By Shanita Bigelow
Governor Pat Quinn will make his annual budget announcement today, highlighting his plans to fill Illinois’ woeful deficit. The minimum FY2011 starting deficit, according to the Center for Tax and Budget Accountability (CTBA), is $13 billion. These growing economic concerns will likely result in more spending cuts, more borrowing and wider searchers to find more sources of revenue.
“This is the reality budget. This is what’s really happening,” David Vaught, Director of the Governor’s Office of Management and Budget (GOMB), said to the Associated Press (AP). This reality is likely to include spending cuts of about $2 billion—cuts to education, public safety and human services, according to AP.

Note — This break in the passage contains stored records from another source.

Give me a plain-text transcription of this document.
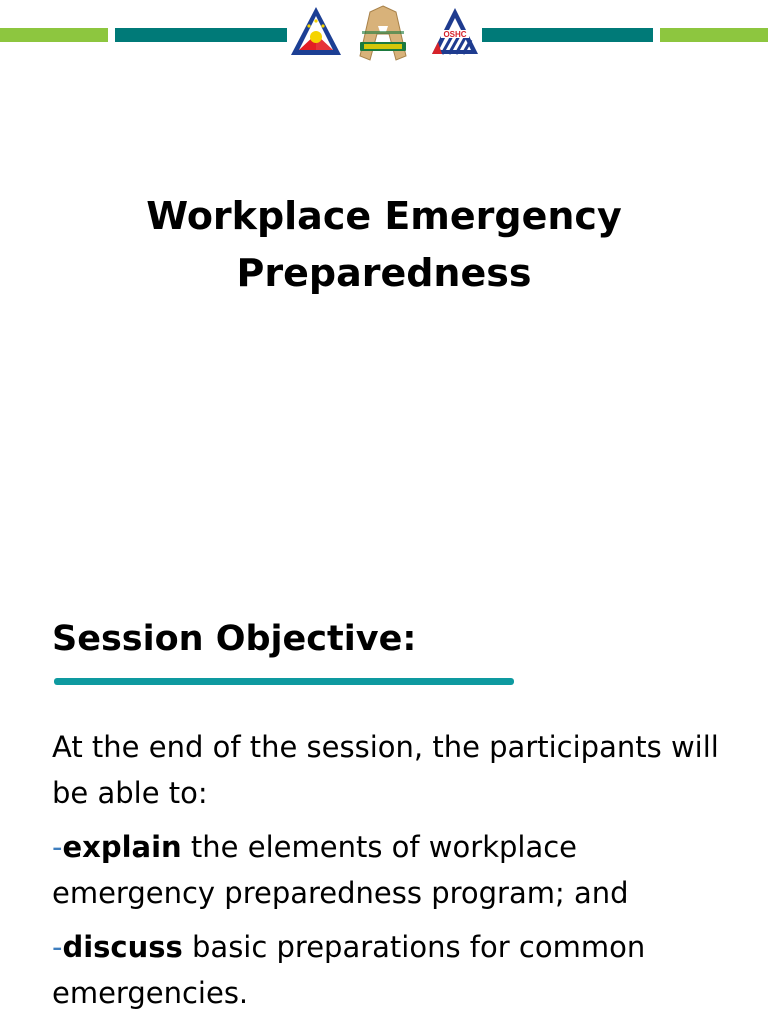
OSHC
Workplace Emergency
Preparedness
Session Objective:

At the end of the session, the participants will be able to:

-explain the elements of workplace emergency preparedness program; and

-discuss basic preparations for common emergencies.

In an effort to provide Illinois residents with an in depth look into these realities, GOMB launched budget. illinois.gov. Residents have the opportunity to track government spending and provide feedback.
“We’ve received over 6,000 suggestions,” Kelly Kraft, Director of Communications for GOMB. “I sat down with the governor and he circled few…there are a lot of…sound solutions…We are excited about the feedback.”
Suggestions range from raising the cigarette tax to legalizing marijuana. But the overwhelming response has denounced further spending cuts, particularly in education, and has supported the possibility of a tax increase.
“More than 30 states have raised taxes to keep pace in this recession. Illinois has the nation’s lowest income-tax rate and a narrow sales-tax base. We’re out of step and falling further behind,” Rachel Williams of Chicago wrote.
House Bill 174 is a popular solution for many of the respondents. HB 174 would augment state revenue by increasing the rate of state income taxes from three to five percent, expanding the sales tax base, etc., according to CTBA. One third of all new revenue generated by tax increases would go into the Common School Fund, CTBA reports.
“The State of Illinois is sinking into a quagmire due to irresponsible spending without progressive taxation… There can be no excuse for failing to raise revenue while cutting services to those who have nowhere else to turn,” Rev. Lloyd A. and Ms. Doris Jean Heroff of Mount Prospect wrote on the site.